Qu’appelez-vous « mission de complaisance »?
Certaines personnalités protégées confondent la protection et le prestige. Selon elles, ça fait bien d’avoir un chauffeur, un véhicule et un gyrophare. Je peux vous citer l’exemple d’un avocat, qui fait dépêcher deux personnes ainsi qu’un véhicule, à chaque fois qu’il va faire du sport, à 600 m de son domicile. On fait de la protection, pas de l’accompagnement!
Quel type de personnalités protégez-vous?

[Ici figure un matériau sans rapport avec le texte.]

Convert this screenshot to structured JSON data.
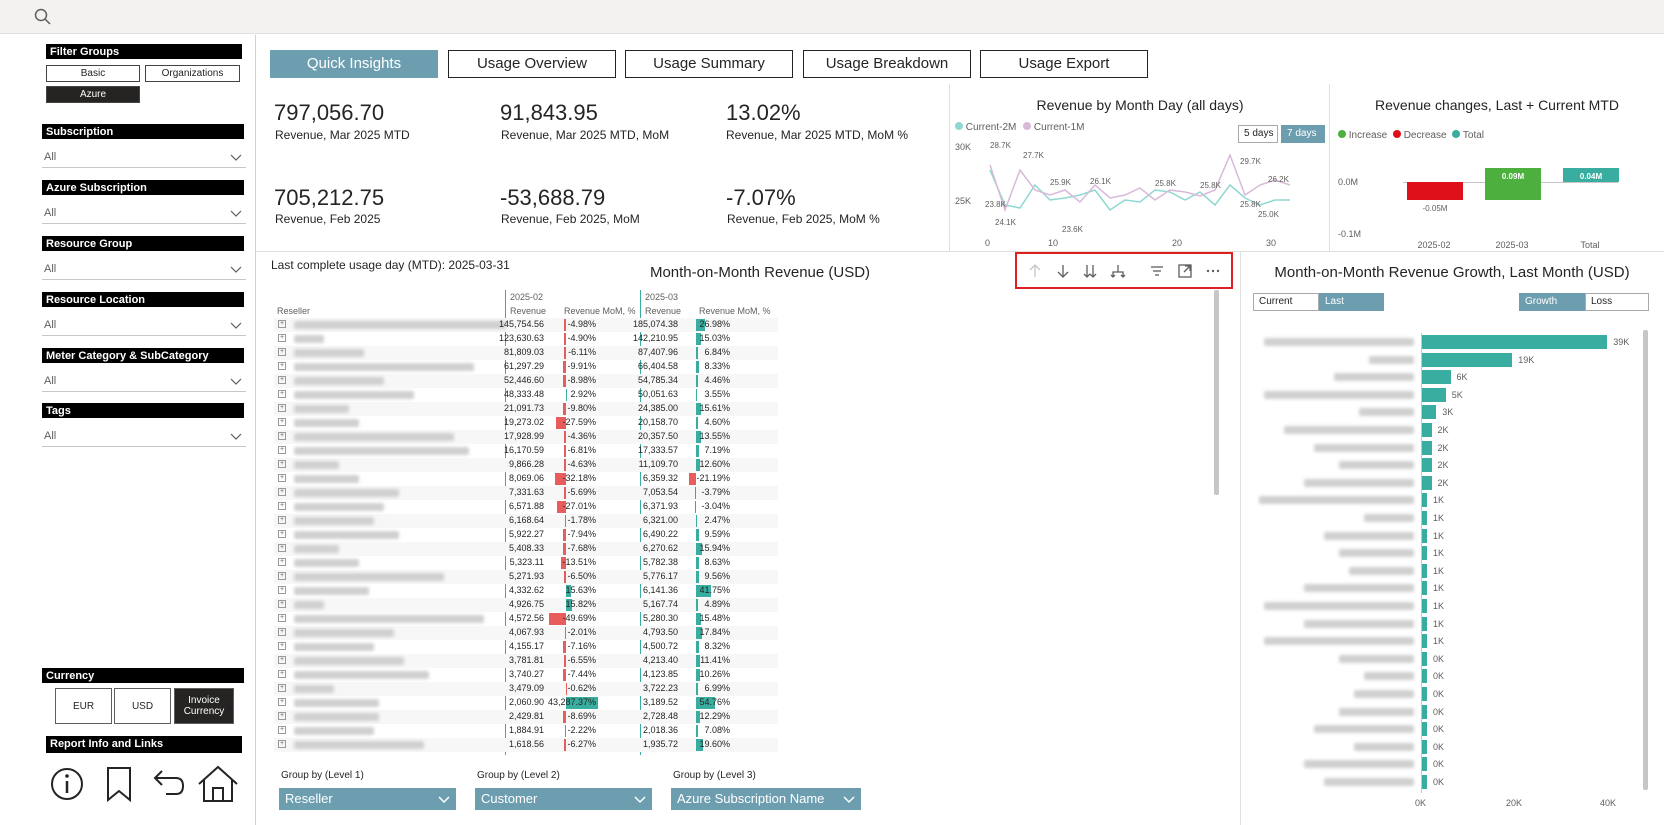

Nous avons deux types de missions. La première vise à protéger une personnalité de façon temporaire, parce qu’elle est menacée. On a aujourd’hui 110 à 130 missions de ce type. Actuellement, on assure notamment la protection de personnes menacées par le terrorisme, comme certains journalistes, dont une partie de l’équipe de Charlie Hebdo, et les représentants des cultes.
L’autre volet consiste à protéger quand elles le souhaitent les personnalités qui bénéficient d’une protection habituelle. Parmi elles on compte les chefs des institutions politiques, les membres du gouvernement… Tout cela mobilise une centaine de personnes, avec à chaque fois au moins un officier et un conducteur, et comme je vous le disais, on est largement en sous-effectif et les dispositions européennes du travail ne sont pas respectées.
Le recrutement est-il difficile?
La profession n’attire plus. On est en pleine période de recrutement, mais les effectifs ne viennent pas. A titre d’exemple, il y a 10 ans, lorsqu’on ouvrait 10 postes, on avait 500 à 600 demandes. Actuellement, on a ouvert 100 postes d’officiers et de conducteurs et nous n’avons eu qu’une quinzaine de demandes.